Wire sploink in (always)

import sploink

sploink.wrap()              # idempotent — patches every supported SDK at import time
sploink.enable_routing()    # opt into Layer-1 routing; without this it's observe-only
sploink.disable_routing()   # turn routing back off (observations still recorded)
sploink.is_routing_enabled()

Scope a workflow

with sploink.workflow() as wf:
    # ... any number of LLM calls ...
    pass

records = wf.records()              # list[CallRecord]
graph   = wf.graph(method="overlap")  # sploink.Graph inferred from trace
summary = wf.summary()              # cost / latency / per-step aggregates

Pin a specific workflow_id (e.g. for FastAPI request-scoping):

sploink.trace.set_workflow_id(request.headers["X-Request-Id"])
# ... calls inside this context now belong to that workflow_id

Force a step label when the heuristic misclassifies

with sploink.step("classify"):
    client.chat.completions.create(...)   # forced label, regardless of prompt content

Customize the routing table (Layer 1)

The defaults are in sploink.router.DEFAULT_RULES. Mutate them, or pass a custom rules dict per call.

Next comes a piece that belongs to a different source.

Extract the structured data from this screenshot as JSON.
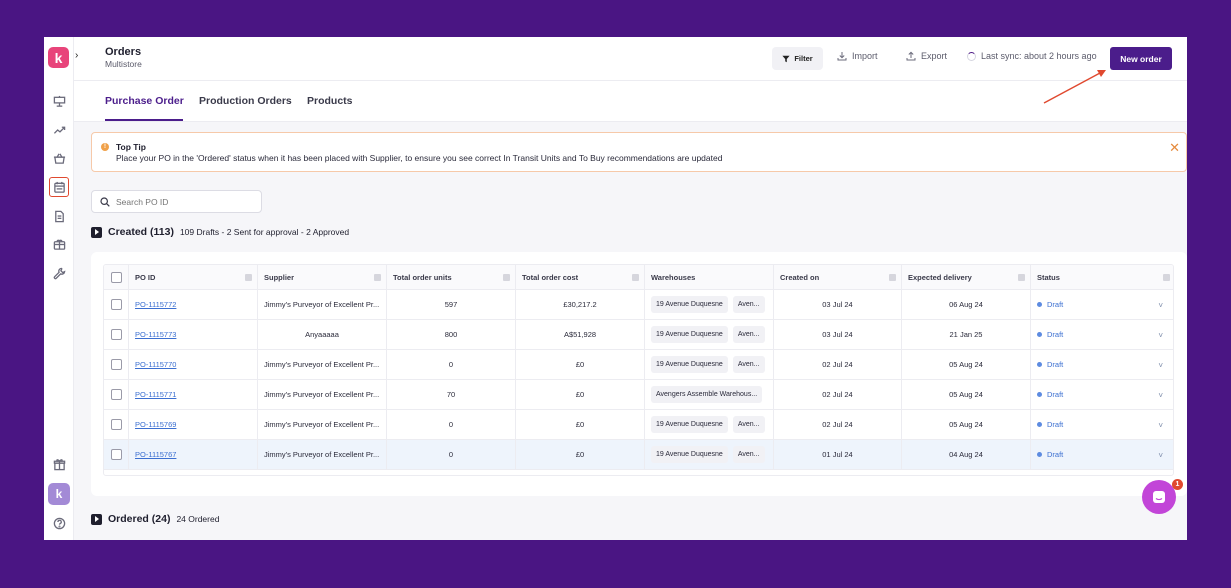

from sploink.router import Route, DEFAULT_RULES

# Mutate the global table — affects every subsequent call
DEFAULT_RULES["classify"] = Route(substrate="ollama", model="qwen2.5:7b")
DEFAULT_RULES["reason"]   = Route(substrate="groq",   model="llama-3.3-70b-versatile")

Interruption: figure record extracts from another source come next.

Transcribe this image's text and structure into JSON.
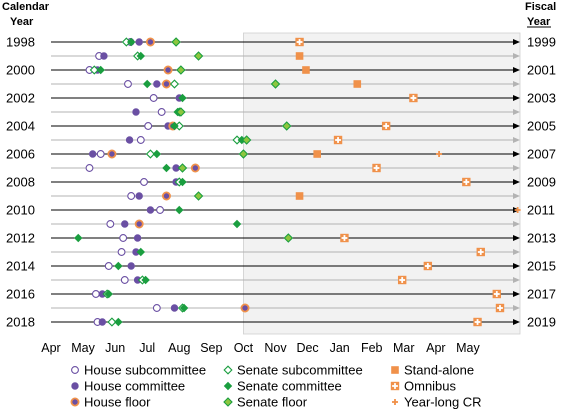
{
  "chart_data": {
    "type": "scatter",
    "left_header": [
      "Calendar",
      "Year"
    ],
    "right_header": [
      "Fiscal",
      "Year"
    ],
    "x_tick_labels": [
      "Apr",
      "May",
      "Jun",
      "Jul",
      "Aug",
      "Sep",
      "Oct",
      "Nov",
      "Dec",
      "Jan",
      "Feb",
      "Mar",
      "Apr",
      "May"
    ],
    "calendar_years": [
      "1998",
      "2000",
      "2002",
      "2004",
      "2006",
      "2008",
      "2010",
      "2012",
      "2014",
      "2016",
      "2018"
    ],
    "fiscal_years": [
      "1999",
      "2001",
      "2003",
      "2005",
      "2007",
      "2009",
      "2011",
      "2013",
      "2015",
      "2017",
      "2019"
    ],
    "x_range_months_from_apr1": [
      0,
      14
    ],
    "shaded_region_start_month": 6,
    "years": [
      1998,
      1999,
      2000,
      2001,
      2002,
      2003,
      2004,
      2005,
      2006,
      2007,
      2008,
      2009,
      2010,
      2011,
      2012,
      2013,
      2014,
      2015,
      2016,
      2017,
      2018
    ],
    "colors": {
      "house_purple": "#6a4fa3",
      "senate_green": "#1a9e3f",
      "senate_floor_fill": "#8dc63f",
      "orange": "#f0914a",
      "shade": "#f2f2f2",
      "arrow": "#000000",
      "grey_arrow": "#b3b3b3"
    },
    "series": [
      {
        "name": "House subcommittee",
        "marker": "open-circle",
        "points": [
          [
            1998,
            2.48
          ],
          [
            1999,
            1.5
          ],
          [
            2000,
            1.2
          ],
          [
            2001,
            2.4
          ],
          [
            2002,
            3.2
          ],
          [
            2003,
            3.45
          ],
          [
            2004,
            3.03
          ],
          [
            2005,
            2.8
          ],
          [
            2006,
            1.55
          ],
          [
            2007,
            1.2
          ],
          [
            2008,
            2.9
          ],
          [
            2009,
            2.5
          ],
          [
            2010,
            3.4
          ],
          [
            2011,
            1.85
          ],
          [
            2012,
            2.25
          ],
          [
            2013,
            2.2
          ],
          [
            2014,
            1.8
          ],
          [
            2015,
            2.3
          ],
          [
            2016,
            1.4
          ],
          [
            2017,
            3.3
          ],
          [
            2018,
            1.45
          ]
        ]
      },
      {
        "name": "House committee",
        "marker": "filled-circle",
        "points": [
          [
            1998,
            2.75
          ],
          [
            1999,
            1.65
          ],
          [
            2000,
            1.45
          ],
          [
            2001,
            3.3
          ],
          [
            2002,
            4.0
          ],
          [
            2003,
            2.65
          ],
          [
            2004,
            3.65
          ],
          [
            2005,
            2.45
          ],
          [
            2006,
            1.3
          ],
          [
            2007,
            3.9
          ],
          [
            2008,
            3.9
          ],
          [
            2009,
            2.75
          ],
          [
            2010,
            3.1
          ],
          [
            2011,
            2.3
          ],
          [
            2012,
            2.7
          ],
          [
            2013,
            2.65
          ],
          [
            2014,
            2.5
          ],
          [
            2015,
            2.7
          ],
          [
            2016,
            1.6
          ],
          [
            2017,
            3.85
          ],
          [
            2018,
            1.6
          ]
        ]
      },
      {
        "name": "House floor",
        "marker": "orange-ring-circle",
        "points": [
          [
            1998,
            3.1
          ],
          [
            2000,
            3.65
          ],
          [
            2001,
            3.6
          ],
          [
            2004,
            3.8
          ],
          [
            2006,
            1.9
          ],
          [
            2007,
            4.5
          ],
          [
            2009,
            3.6
          ],
          [
            2011,
            2.75
          ],
          [
            2017,
            6.05
          ]
        ]
      },
      {
        "name": "Senate subcommittee",
        "marker": "open-diamond",
        "points": [
          [
            1998,
            2.35
          ],
          [
            1999,
            2.7
          ],
          [
            2000,
            1.35
          ],
          [
            2001,
            3.85
          ],
          [
            2003,
            4.0
          ],
          [
            2004,
            4.0
          ],
          [
            2005,
            5.8
          ],
          [
            2006,
            3.1
          ],
          [
            2008,
            4.0
          ],
          [
            2015,
            2.85
          ],
          [
            2016,
            1.75
          ],
          [
            2017,
            4.1
          ],
          [
            2018,
            1.9
          ]
        ]
      },
      {
        "name": "Senate committee",
        "marker": "filled-diamond",
        "points": [
          [
            1998,
            2.5
          ],
          [
            1999,
            2.8
          ],
          [
            2000,
            1.55
          ],
          [
            2001,
            3.0
          ],
          [
            2002,
            4.1
          ],
          [
            2003,
            3.95
          ],
          [
            2004,
            3.85
          ],
          [
            2005,
            5.95
          ],
          [
            2006,
            3.3
          ],
          [
            2007,
            3.6
          ],
          [
            2008,
            4.1
          ],
          [
            2010,
            4.0
          ],
          [
            2011,
            5.8
          ],
          [
            2012,
            0.85
          ],
          [
            2013,
            2.8
          ],
          [
            2014,
            2.1
          ],
          [
            2015,
            2.95
          ],
          [
            2016,
            1.8
          ],
          [
            2017,
            4.15
          ],
          [
            2018,
            2.1
          ]
        ]
      },
      {
        "name": "Senate floor",
        "marker": "green-filled-diamond",
        "points": [
          [
            1998,
            3.9
          ],
          [
            1999,
            4.6
          ],
          [
            2000,
            4.05
          ],
          [
            2001,
            7.0
          ],
          [
            2003,
            4.05
          ],
          [
            2004,
            7.35
          ],
          [
            2005,
            6.1
          ],
          [
            2006,
            6.0
          ],
          [
            2007,
            4.1
          ],
          [
            2009,
            4.6
          ],
          [
            2012,
            7.4
          ]
        ]
      },
      {
        "name": "Stand-alone",
        "marker": "orange-square",
        "points": [
          [
            1999,
            7.75
          ],
          [
            2000,
            7.95
          ],
          [
            2001,
            9.55
          ],
          [
            2006,
            8.3
          ],
          [
            2009,
            7.75
          ]
        ]
      },
      {
        "name": "Omnibus",
        "marker": "orange-boxed-cross",
        "points": [
          [
            1998,
            7.75
          ],
          [
            2002,
            11.3
          ],
          [
            2004,
            10.45
          ],
          [
            2005,
            8.95
          ],
          [
            2007,
            10.15
          ],
          [
            2008,
            12.95
          ],
          [
            2012,
            9.15
          ],
          [
            2013,
            13.4
          ],
          [
            2014,
            11.75
          ],
          [
            2015,
            10.95
          ],
          [
            2016,
            13.9
          ],
          [
            2017,
            14.0
          ],
          [
            2018,
            13.3
          ]
        ]
      },
      {
        "name": "Year-long CR",
        "marker": "orange-plus",
        "points": [
          [
            2006,
            12.1
          ],
          [
            2010,
            14.55
          ]
        ]
      }
    ],
    "legend": [
      {
        "label": "House subcommittee",
        "marker": "open-circle"
      },
      {
        "label": "Senate subcommittee",
        "marker": "open-diamond"
      },
      {
        "label": "Stand-alone",
        "marker": "orange-square"
      },
      {
        "label": "House committee",
        "marker": "filled-circle"
      },
      {
        "label": "Senate committee",
        "marker": "filled-diamond"
      },
      {
        "label": "Omnibus",
        "marker": "orange-boxed-cross"
      },
      {
        "label": "House floor",
        "marker": "orange-ring-circle"
      },
      {
        "label": "Senate floor",
        "marker": "green-filled-diamond"
      },
      {
        "label": "Year-long CR",
        "marker": "orange-plus"
      }
    ],
    "legend_placement": "bottom"
  }
}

# Or use a custom dict for one specific lookup, without touching globals
my_rules = {
    "classify": Route("ollama", "llama3.1:8b"),
    "reason":   Route("groq",   "llama-3.1-8b-instant"),
}
route = sploink.router.choose("classify", rules=my_rules)

Any step label not present in your rules dict falls through to sploink.router.FALLBACK.

Customize substrate instances (Layer 2 — bench-side today)

The SUBSTRATE_INSTANCES catalog in bench/strategies.py maps each hardware_type to a list of provider instances. Today this is edited in source code; a runtime API is planned.

# bench/strategies.py — edit this dict to add providers
SUBSTRATE_INSTANCES = {
    "cpu": [
        SubstrateInstance(provider="ollama", model="llama3.1:8b"),
        # add a second CPU provider here when you want fallback:
        # SubstrateInstance(provider="salad", model="llama3.1:8b"),
    ],
    "lpu": [
        SubstrateInstance(provider="groq", model="llama-3.1-8b-instant"),
    ],
}

select_substrate(hardware_type) currently picks the first instance. Future selection logic (availability-aware, cost-aware, region-aware) will live behind that same function.

Trace storage location

Traces persist to ~/.sploink/traces/<workflow_id>.jsonl by default. Override via env var:

export SPLOINK_TRACE_DIR=/path/to/my/traces
# or to suppress persistence in CI/tests:
export SPLOINK_TRACE_DIR=/dev/null

Build a Graph by hand

Useful when you're authoring an experimental workflow or want to inspect topology before running:

from sploink.graph import Graph, Node

g = Graph(
    nodes=(
        Node(id="classify", step="classify", max_tokens=8,  build_prompt=lambda ex, st: ...),
        Node(id="rerank",   step="rerank",   max_tokens=400, build_prompt=lambda ex, st: ...),
        # ...
    ),
    edges=(("classify", "rerank"), ...),
    answer_node="rerank",
)
print(g.topological_layers())   # the parallelism structure of your DAG

Graph.from_trace(records, method="overlap") produces the inverse — observed calls → inferred Graph — for analysis (the inferred Graph can be visualized but isn't re-executable; the original build_prompt closures aren't recoverable from the trace).

The one rule of thumb

If you can write it as Python, sploink can be configured with it. There's no separate config file, no YAML, no UI. The configuration surface is sploink.* and sploink.router.*.

A hosted dashboard for routing-rule editing, multi-tenant policy management, and managed substrate catalogs lives in the (private) sploink-cloud repo and isn't built yet — that's the future product surface, not v0.1.